His figure is etched onto my retina, haunting my dreams as I close my eyes
in the darkest corners with my fears he rests in peace
the jailer to my demons, the warden of my mental prison
the lighthouse that guides me to shore.
like sand devils to a lost desert wanderer
a thousand words painting memories on canvas,
tears falling down my cheeks as if to quench my thirst from the heat of this Hades I now reside.
He has been gone so long I feel like a bastard
one raised without a Father, yet his visage I seem to remember.
Did he have a smile like mine? With crooked teeth and wrinkles at the corners of his mouth.
Did he laugh a hearty laugh like my sister?

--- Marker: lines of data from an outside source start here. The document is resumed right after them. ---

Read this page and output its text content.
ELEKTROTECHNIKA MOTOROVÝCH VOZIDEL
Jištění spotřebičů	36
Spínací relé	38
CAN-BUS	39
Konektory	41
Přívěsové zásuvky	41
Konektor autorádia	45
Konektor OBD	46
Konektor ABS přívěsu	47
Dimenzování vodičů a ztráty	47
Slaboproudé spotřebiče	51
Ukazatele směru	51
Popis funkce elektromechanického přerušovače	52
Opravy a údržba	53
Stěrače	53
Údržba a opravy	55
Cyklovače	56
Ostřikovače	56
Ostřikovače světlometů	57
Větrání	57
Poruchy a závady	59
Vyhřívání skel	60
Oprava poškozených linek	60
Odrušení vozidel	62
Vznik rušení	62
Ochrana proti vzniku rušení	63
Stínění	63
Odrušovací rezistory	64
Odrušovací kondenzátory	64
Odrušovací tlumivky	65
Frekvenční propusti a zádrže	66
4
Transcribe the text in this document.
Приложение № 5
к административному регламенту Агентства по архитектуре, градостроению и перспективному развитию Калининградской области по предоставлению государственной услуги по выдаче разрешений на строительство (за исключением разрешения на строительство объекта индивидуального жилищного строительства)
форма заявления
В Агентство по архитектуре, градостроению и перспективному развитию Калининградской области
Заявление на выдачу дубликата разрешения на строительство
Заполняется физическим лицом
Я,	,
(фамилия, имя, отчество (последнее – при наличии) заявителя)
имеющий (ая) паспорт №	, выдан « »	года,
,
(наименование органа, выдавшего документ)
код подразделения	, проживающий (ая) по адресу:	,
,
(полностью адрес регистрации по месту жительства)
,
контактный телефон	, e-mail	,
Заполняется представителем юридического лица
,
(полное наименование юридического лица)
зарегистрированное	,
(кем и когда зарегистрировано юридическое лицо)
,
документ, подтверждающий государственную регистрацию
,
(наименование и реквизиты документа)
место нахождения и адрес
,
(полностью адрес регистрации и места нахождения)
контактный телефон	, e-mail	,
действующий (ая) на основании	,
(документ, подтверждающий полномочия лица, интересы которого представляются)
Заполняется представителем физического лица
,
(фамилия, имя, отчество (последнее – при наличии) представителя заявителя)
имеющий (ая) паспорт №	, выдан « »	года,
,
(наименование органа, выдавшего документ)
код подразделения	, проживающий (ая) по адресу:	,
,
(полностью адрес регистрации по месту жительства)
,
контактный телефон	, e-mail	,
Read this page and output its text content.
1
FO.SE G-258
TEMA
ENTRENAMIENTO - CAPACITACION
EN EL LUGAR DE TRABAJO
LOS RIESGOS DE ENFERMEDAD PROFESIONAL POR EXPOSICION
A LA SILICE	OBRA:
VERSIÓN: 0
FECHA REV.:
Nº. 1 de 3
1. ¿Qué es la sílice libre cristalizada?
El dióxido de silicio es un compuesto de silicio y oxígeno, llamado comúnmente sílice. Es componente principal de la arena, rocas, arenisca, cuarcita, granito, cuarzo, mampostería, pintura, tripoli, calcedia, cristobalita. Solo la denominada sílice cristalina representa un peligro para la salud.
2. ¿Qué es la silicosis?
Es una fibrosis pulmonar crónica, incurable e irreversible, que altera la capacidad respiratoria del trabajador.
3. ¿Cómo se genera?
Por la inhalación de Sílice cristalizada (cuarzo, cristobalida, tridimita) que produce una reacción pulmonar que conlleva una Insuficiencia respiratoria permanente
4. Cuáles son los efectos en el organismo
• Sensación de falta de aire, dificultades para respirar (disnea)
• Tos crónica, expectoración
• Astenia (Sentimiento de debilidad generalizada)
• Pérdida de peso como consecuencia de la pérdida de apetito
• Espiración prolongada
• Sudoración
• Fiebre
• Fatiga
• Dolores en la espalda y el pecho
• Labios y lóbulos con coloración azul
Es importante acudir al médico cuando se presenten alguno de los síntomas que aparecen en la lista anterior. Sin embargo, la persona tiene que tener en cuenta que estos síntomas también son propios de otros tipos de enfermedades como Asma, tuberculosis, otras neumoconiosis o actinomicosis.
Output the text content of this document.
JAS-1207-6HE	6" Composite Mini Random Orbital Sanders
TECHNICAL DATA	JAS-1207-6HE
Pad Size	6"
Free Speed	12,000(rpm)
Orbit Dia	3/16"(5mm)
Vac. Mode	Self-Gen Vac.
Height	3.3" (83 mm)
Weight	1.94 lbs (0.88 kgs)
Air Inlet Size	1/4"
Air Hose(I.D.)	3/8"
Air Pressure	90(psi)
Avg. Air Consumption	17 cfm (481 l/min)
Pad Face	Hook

What is clear is that I have his feet but I fear walking in his footsteps
knowing that my son will struggle with these demons as I stand in the shadows
whispering in his ear that he is not alone.
Will he hear me?
These whispers from my father keep me sane
as I dance with the devil to the slow tunes of Beethovens sixth symphony.
I write poems in the hope of replicating his words
for the world to have a look past the veil of life and death.
I see dead people walking the streets under moonlight bright
slaves to the system that eats away at their souls.
We laugh about it, with the ghost of my father
I ask him if they see me too or I’m I just a ghost with an identity crisis.